Disclosure under the UK/ Swiss agreement will be based upon a Swiss bank account open on 31 December 2010 which remain open on 31 May 2013, so this route has distinct limitations.
Our reseach says that taxpayers who have received letters from HMRC and have no additional tax to pay include non-domiciled taxpayers who have elected to pay the £30,000 annual levy to be taxed on the remittance basis.
Taxpayers who do not receive one of these letters but who have undisclosed liabilities relating to offshore accounts should consider this a ‘warning shot’ and seriously consider making a full disclosure immediately.
Roy Maugham, Tax Partner at our London office, comments: “These letters are a warning shot. Taxpayers who fail to respond can expect the heavy artillery to follow.”

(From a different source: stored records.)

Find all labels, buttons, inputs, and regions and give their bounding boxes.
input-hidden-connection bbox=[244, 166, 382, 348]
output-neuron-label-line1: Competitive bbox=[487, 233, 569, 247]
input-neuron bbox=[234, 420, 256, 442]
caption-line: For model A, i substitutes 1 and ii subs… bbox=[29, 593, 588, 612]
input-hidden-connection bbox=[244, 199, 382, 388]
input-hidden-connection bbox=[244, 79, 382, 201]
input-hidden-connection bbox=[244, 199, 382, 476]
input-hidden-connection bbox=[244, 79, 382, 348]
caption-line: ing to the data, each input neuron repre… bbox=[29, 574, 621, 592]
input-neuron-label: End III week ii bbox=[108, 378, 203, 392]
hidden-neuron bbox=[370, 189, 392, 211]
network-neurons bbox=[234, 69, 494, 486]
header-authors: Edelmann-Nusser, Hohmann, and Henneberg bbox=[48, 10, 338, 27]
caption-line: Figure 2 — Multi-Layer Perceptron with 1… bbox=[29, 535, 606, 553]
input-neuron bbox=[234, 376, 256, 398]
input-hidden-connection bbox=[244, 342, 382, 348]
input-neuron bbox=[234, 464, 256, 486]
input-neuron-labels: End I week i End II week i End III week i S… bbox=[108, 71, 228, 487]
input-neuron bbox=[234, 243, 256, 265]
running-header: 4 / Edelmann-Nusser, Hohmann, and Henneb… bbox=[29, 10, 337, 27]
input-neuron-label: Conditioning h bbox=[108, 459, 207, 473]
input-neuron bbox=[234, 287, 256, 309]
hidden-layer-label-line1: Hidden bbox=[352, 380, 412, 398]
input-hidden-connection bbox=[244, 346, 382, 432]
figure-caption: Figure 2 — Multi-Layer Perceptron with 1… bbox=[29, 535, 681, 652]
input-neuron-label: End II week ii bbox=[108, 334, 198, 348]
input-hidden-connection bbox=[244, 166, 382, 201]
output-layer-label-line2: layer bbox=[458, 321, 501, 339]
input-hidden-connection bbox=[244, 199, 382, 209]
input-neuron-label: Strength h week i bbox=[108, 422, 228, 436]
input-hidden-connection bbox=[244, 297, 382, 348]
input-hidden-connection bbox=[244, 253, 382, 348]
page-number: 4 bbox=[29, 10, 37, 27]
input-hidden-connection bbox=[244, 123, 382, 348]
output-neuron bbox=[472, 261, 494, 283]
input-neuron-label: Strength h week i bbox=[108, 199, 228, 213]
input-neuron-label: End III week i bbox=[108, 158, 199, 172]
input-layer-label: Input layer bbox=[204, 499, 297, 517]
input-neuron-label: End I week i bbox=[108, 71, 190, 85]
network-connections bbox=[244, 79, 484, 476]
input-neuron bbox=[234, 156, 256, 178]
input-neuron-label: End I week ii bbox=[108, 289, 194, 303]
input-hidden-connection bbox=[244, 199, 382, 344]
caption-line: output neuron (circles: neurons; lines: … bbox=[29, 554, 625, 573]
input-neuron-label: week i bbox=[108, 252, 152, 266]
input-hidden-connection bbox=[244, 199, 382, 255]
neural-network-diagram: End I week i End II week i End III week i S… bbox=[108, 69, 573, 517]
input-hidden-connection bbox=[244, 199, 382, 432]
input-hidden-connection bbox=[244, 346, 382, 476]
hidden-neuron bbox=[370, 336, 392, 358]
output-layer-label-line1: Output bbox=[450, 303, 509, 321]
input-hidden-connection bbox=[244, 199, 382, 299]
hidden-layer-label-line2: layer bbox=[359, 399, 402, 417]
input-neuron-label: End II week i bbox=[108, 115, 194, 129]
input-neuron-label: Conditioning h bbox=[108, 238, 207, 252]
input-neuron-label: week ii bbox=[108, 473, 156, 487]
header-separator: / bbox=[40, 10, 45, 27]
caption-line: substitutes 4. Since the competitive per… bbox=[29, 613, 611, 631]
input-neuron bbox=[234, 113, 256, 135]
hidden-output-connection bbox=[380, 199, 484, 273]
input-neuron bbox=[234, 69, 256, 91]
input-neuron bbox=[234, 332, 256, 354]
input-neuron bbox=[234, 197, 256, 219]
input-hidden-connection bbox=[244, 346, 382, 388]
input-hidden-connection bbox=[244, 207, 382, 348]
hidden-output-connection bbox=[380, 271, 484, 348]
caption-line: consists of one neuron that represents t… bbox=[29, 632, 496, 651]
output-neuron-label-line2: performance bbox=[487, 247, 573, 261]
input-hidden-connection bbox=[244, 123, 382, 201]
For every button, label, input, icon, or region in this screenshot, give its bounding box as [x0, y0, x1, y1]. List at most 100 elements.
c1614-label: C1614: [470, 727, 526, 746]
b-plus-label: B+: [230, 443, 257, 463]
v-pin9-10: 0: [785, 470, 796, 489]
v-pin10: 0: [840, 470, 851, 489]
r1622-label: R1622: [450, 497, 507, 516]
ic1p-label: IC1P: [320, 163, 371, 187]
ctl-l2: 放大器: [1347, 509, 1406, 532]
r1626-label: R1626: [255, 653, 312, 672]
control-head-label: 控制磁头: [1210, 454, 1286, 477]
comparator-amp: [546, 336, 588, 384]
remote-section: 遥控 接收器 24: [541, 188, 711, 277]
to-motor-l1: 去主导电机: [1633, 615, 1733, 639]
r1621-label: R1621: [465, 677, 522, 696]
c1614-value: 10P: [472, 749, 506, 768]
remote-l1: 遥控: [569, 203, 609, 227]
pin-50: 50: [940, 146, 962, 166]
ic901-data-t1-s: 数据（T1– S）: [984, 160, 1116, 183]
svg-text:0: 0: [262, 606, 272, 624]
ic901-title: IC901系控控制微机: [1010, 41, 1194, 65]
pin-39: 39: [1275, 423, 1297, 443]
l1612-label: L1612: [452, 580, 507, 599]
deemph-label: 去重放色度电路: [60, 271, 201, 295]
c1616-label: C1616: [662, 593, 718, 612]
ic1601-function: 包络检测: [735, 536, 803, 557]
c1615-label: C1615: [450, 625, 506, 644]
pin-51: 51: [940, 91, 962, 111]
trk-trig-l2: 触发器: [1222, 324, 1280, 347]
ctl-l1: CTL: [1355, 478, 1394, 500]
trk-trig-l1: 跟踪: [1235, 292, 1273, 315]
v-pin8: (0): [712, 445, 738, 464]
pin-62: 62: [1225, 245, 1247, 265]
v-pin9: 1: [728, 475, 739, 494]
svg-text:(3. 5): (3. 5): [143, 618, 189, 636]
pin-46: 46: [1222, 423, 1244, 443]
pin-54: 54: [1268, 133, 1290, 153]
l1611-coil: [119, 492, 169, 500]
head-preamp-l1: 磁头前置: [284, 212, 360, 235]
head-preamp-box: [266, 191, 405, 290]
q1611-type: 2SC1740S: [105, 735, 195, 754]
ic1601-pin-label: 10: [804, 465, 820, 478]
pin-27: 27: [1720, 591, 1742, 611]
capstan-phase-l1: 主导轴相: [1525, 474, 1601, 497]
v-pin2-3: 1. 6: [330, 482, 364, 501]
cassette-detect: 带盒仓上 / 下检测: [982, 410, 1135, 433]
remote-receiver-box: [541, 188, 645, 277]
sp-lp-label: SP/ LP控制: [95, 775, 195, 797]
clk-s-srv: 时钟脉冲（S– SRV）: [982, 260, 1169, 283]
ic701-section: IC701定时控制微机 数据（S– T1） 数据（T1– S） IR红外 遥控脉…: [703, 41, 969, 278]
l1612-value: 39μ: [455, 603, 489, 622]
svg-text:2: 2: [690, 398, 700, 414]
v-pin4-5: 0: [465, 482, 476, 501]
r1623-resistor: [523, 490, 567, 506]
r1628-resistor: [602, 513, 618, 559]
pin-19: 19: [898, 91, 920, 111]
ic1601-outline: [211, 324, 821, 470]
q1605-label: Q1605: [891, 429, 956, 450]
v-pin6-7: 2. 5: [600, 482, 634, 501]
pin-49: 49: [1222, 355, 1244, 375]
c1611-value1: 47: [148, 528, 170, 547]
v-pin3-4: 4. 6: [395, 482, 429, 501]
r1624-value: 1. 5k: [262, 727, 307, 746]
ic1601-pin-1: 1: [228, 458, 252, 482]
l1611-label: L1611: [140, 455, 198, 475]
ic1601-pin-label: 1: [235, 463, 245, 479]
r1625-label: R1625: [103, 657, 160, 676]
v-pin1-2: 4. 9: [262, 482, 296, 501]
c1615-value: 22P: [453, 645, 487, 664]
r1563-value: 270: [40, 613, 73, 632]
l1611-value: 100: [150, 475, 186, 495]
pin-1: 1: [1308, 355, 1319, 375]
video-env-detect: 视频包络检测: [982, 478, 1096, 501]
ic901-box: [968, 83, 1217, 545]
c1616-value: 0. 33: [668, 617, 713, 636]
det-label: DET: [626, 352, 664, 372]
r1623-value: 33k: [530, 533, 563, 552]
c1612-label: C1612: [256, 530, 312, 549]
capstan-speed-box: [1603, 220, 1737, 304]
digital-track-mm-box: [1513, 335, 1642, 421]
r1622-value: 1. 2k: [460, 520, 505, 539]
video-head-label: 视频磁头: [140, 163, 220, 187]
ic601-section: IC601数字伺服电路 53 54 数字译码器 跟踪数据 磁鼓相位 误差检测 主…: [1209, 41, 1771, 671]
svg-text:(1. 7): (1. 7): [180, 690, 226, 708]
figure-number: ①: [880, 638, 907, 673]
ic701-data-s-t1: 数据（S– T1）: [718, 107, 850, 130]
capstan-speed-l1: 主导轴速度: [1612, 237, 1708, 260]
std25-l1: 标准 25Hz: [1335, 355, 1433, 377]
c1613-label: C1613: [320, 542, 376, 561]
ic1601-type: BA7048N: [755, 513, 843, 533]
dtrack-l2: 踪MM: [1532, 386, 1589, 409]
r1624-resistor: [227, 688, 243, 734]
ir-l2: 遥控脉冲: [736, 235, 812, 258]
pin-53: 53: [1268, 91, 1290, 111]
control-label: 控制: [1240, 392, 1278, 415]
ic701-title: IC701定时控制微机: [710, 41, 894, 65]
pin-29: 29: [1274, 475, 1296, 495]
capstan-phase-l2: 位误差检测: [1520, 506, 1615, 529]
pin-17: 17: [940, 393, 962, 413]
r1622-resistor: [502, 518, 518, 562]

“The noose is tightening. Taxpayers with undisclosed liabilities arising from funds offshore should seriously consider making a voluntary disclosure as a matter of urgency. HMRC will catch up with them sooner rather than later. When it does, the financial repercussions could be extremely serious and there is a growing risk of criminal prosecution.”
“A lot of our clients who have received these letters are completely in the clear. These letters are quite intimidating in tone, and they could cause a lot of sleepless nights, as well as unnecessary costs, for taxpayers who are completely innocent.”
“The difference between a formal investigation and a voluntary disclosure is critical. Taxpayers who come forward and are completely open with HMRC can expect more lenient treatment. Anyone with undeclared liabilities who ignores these letters will get much tougher fines. Instead of 10% fines, they could face fines of up to 100%”
He adds: “A lot of taxpayers with Swiss bank accounts will be better off using the Liechtenstein Disclosure Facility.”
New penalties for offshore tax evasion came into force on 6 April 2011. From the 2011/12 tax year onwards, taxpayers could face fines of up to 200% depending upon the location of the funds.